Based on this philosophy, Eco Ruralis has conducted a Campaign for Agrobiodiversity since 2009. The campaign has made it possible to create a network of 35 ‘seeds saviours’ who, through their agricultural practices, breed-specific traditional seed varieties whose numbers had been on the decline. The National Bank of Gene of Suceava provided seeds to the project. Moreover, Eco Ruralis received small plots of land from the University of Agricultural Sciences in Cluj-Napoca (USAMV) which were used to build gardens for seed breeding and housed seed preservation workshops.

Attila notes that in Romanian the term “peasants” is tightly linked to agroecological innovation. The Romanian version for peasants is tarani, the word coming from tarina – land, hence defining peasants as people of their land. In this context, the territory where producers live is the first part of their culture, and then it is also the limited natural resource that they use. Thus, peasant agroecology is about how peasants make use of the land and the given natural resources; it is about caring deeply:

“We are more than landowners; we are land stewards,” emphasizes Attila.
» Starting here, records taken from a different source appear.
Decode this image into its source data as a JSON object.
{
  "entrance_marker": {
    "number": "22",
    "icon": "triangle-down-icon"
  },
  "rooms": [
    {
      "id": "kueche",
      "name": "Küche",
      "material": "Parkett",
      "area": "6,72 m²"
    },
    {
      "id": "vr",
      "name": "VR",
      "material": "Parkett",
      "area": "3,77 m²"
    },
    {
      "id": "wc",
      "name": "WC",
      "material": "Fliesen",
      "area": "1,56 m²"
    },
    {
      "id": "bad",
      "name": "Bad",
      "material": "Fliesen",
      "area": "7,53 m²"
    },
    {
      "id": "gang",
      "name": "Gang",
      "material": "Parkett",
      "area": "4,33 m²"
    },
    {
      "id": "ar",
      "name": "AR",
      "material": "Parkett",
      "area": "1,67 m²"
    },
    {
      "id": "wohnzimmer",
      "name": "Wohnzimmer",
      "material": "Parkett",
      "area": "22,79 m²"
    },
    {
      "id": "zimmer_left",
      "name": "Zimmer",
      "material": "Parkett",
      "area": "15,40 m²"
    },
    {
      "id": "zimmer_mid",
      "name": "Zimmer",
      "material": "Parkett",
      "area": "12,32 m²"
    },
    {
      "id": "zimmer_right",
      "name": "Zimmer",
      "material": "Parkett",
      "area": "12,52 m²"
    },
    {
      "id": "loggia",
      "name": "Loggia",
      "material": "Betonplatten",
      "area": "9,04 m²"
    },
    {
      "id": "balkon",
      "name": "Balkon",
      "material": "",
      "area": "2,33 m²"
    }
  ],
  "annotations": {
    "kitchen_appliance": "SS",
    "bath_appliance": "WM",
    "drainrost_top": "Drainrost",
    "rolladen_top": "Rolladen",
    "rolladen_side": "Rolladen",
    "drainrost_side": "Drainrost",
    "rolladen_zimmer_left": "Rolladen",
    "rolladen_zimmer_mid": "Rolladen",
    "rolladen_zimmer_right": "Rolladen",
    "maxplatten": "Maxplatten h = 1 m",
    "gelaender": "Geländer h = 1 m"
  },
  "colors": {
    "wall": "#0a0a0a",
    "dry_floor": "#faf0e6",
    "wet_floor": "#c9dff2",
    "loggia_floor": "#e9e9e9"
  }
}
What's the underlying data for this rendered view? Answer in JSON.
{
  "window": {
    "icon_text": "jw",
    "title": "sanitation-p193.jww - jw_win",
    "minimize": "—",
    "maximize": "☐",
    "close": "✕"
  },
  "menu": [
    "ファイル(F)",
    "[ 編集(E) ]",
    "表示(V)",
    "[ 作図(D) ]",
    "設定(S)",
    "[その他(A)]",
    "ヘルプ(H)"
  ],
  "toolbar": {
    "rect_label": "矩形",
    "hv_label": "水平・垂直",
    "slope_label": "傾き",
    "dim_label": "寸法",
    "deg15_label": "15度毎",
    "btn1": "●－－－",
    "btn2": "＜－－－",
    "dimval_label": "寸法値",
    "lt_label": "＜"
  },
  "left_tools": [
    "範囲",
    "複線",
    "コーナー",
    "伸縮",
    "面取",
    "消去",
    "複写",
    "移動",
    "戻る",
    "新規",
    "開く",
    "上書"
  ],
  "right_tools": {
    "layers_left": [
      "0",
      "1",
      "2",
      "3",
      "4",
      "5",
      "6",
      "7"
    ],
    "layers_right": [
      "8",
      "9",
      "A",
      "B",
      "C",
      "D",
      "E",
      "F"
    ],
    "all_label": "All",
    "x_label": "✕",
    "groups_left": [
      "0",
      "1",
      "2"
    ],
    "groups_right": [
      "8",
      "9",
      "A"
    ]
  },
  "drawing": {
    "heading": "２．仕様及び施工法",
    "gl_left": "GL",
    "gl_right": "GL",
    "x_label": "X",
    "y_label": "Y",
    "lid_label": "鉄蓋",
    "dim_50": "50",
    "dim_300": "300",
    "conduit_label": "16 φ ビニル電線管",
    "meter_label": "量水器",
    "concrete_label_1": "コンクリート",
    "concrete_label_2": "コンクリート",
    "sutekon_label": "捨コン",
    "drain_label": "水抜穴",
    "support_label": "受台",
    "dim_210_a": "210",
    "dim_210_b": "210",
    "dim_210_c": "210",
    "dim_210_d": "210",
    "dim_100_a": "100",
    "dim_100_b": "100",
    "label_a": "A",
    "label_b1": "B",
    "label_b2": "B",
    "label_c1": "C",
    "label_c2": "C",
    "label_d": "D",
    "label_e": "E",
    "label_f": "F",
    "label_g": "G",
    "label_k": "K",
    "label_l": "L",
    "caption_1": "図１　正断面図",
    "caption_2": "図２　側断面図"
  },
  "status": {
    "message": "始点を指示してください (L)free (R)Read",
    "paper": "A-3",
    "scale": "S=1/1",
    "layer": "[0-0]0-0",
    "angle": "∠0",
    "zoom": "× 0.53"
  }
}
Agroecology – a different form of technology

Thus, agroecology appears to be of high importance for family farms. While some farmers’ organizations consider it ‘inseparable from the promotion of family farming’ and see agroecology as science and peasant knowledge and innovation, some experts call it a systemic technological innovation.

“Knowledge-intensive agroecological farming systems, therefore, are advanced forms of human technology,” say the authors of the report, Farming Smarter: the case for agroecological enterprise.

This form of technology helps producers to enhance labor productivity by farming smarter and therefore constantly improve the quality of their work. It is by learning with nature that they become part of progressive transformation of their agricultural system.